Threatening, abusive and insulting words or behaviour are illegal in the UK. There are numerous laws that explicitly state that it is an offence to intentionally cause alarm or distress to another person, to say nothing of the myriad of laws prohibiting physical assault and criminal damage. For most people, being screamed and sworn at in the work place would be unthinkable. If the incident escalated to physical assault – spitting, hitting, kicking, throwing things, then the expectation would be the swift arrival of the police. Why, then, are our teachers not only excluded from these protections for the most part, but actively held to blame when these crimes are perpetrated against them?
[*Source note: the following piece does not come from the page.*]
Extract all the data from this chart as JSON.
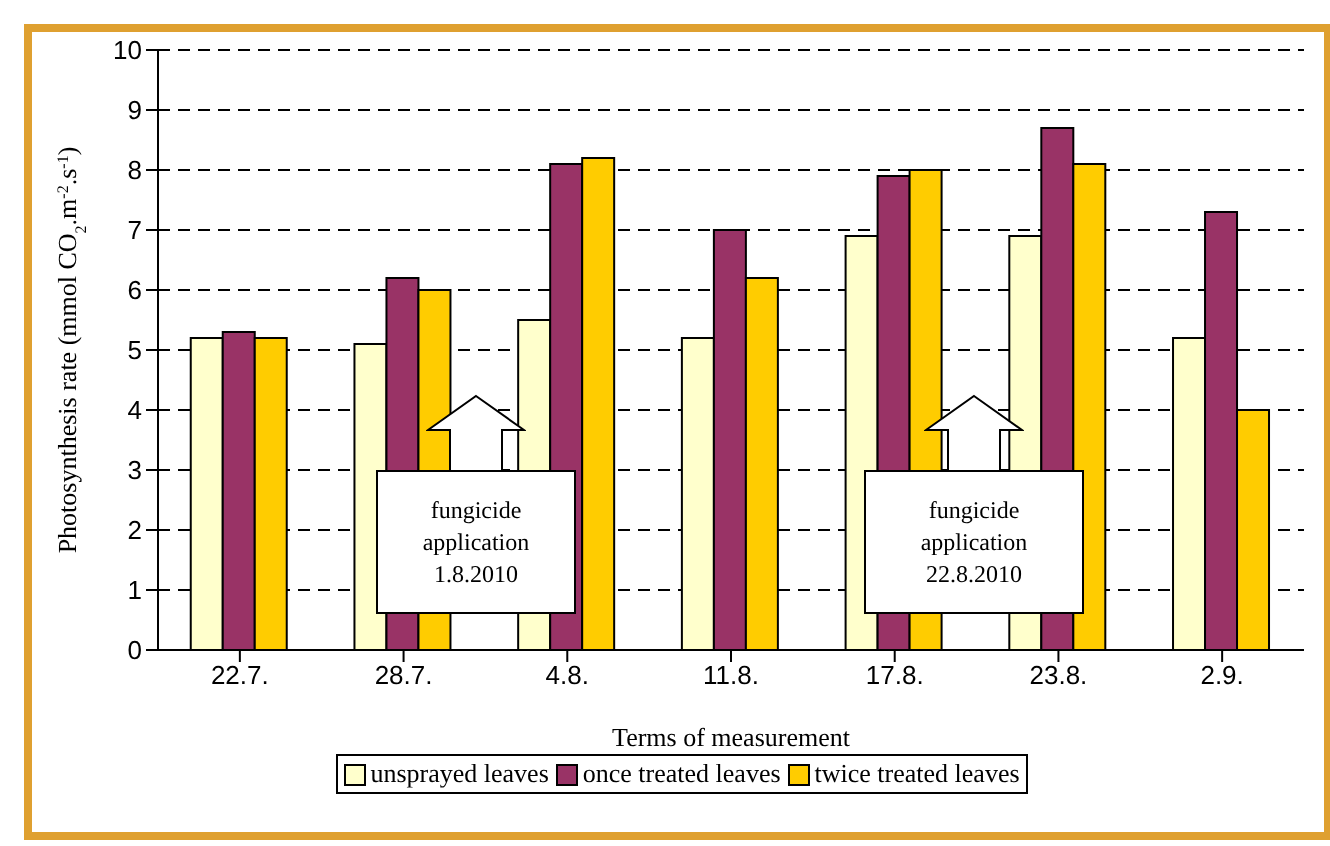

To hold teachers accountable for low level disruptive behaviour in classrooms inhibiting learning is one thing, but under the catch-all term of ‘behaviour management’ is the implied expectation that teachers can and should maintain control of their students, regardless of circumstance.
Pupils are frequently referred to as being unruly, disruptive or having ‘special behavioural needs’. None of these terms address the very real, though inconvenient, truth that in many cases these pupils – as defined by UK law – are criminally dangerous. We, as a nation, do not like to think of our youth as criminals; it is far easier to label them misunderstood or lacking discipline but this nomenclature not only fails to recognise the true extent of the problem, it absolves pupils of responsibility for their behaviour, placing the blame on the teachers who either misunderstand or fail to discipline.
A recent survey by the teaching union ATL found that over 80% of teachers cite a desire to make a difference or help young people as their primary reason for entering education. The Oxford Dictionary defines teaching as imparting knowledge or instructing someone. When teachers enter education as NQT’s many consider ‘to teach’ to be synonymous with ‘to inspire’, ‘to shape’ and ‘to develop’ but the stark reality is that ‘to teach’ is considered more and more to include ‘to police’ and ‘to parent’.
The NASUWT have reported that more than 1 in 5 teachers have been a victim of physical assault at work. In the 2013/14 academic year 1,879 physical assaults against teachers in Scotland were recorded in just 14 local authorities. Alongside statistics that claim over seventy percent of incidents go unreported by teachers who feel they will be blamed, this is an alarming number.
According to the DfE’s own statistics, in the academic year 2011/12 pupils were suspended 16,970 times for physical assault against an adult in English state schools. Of this number only 550 or just over 3% were excluded from school, essentially leaving 97% of teachers in the position of having to continue to teach their attackers. Head Teachers who want to implement a zero tolerance policy on violence are finding their hands tied by local authorities and government targets that want to see fewer pupil exclusions, not more.
Disturbing as these statistics are, they only cover the tip of the ice berg for teachers. While physical assault remains relatively rare, verbal assault is a daily occurrence for many teachers and the shroud of perceived anonymity has led to an exponential increase in online abuse, with 44% of teachers surveyed by the NASUWT reported having insulting comments posted about them on websites by parents, and over 90% reporting abuse on social media by pupils.
This kind of online abuse should be covered by the Malicious Communications act but instead teachers are being coached in ‘online safety’ and being instructed to build education on cyber bullying into curriculums; yet another example of illegal behaviours being excused and teachers being told they, themselves, need to address the problem.
The teaching union ATL calls for schools to ensure that all assaults against teachers – physical and verbal – are reported to the police with a view to prosecution. Further, they specify that the school should ensure that the assaulted teacher is not asked to teach or supervise the pupil if they are permitted to return to school.
Despite these recommendations, teachers are increasingly expected to ‘put up and shut up’ by school administrations focussed on targets and their school’s reputation. The toll of sustained daily abuse coupled with a lack of support from senior management and a pervasive culture of blaming teachers for badly behaved pupils can be devastating. 84% of teachers have reported that their job has impacted negatively on their health and wellbeing with 11% citing work related stress and anxiety as causing the breakdown of their personal relationships and nearly 2% of teachers resorting to self harm.
It is little wonder that more and more teachers are leaving the profession within a year of qualifying. We are sending our teachers into all too regularly combative situations with little legal recourse and no protection. With a rhetoric discussing failing schools and failing teachers, we are indulging in what can only be described as victim blaming as bad behaviour results in poor lesson observations and performance management for teachers. Until teachers are able to feel safe in their jobs and able to report abuse without fear of reprisal they will remain the hidden victims of bad behaviour in our schools.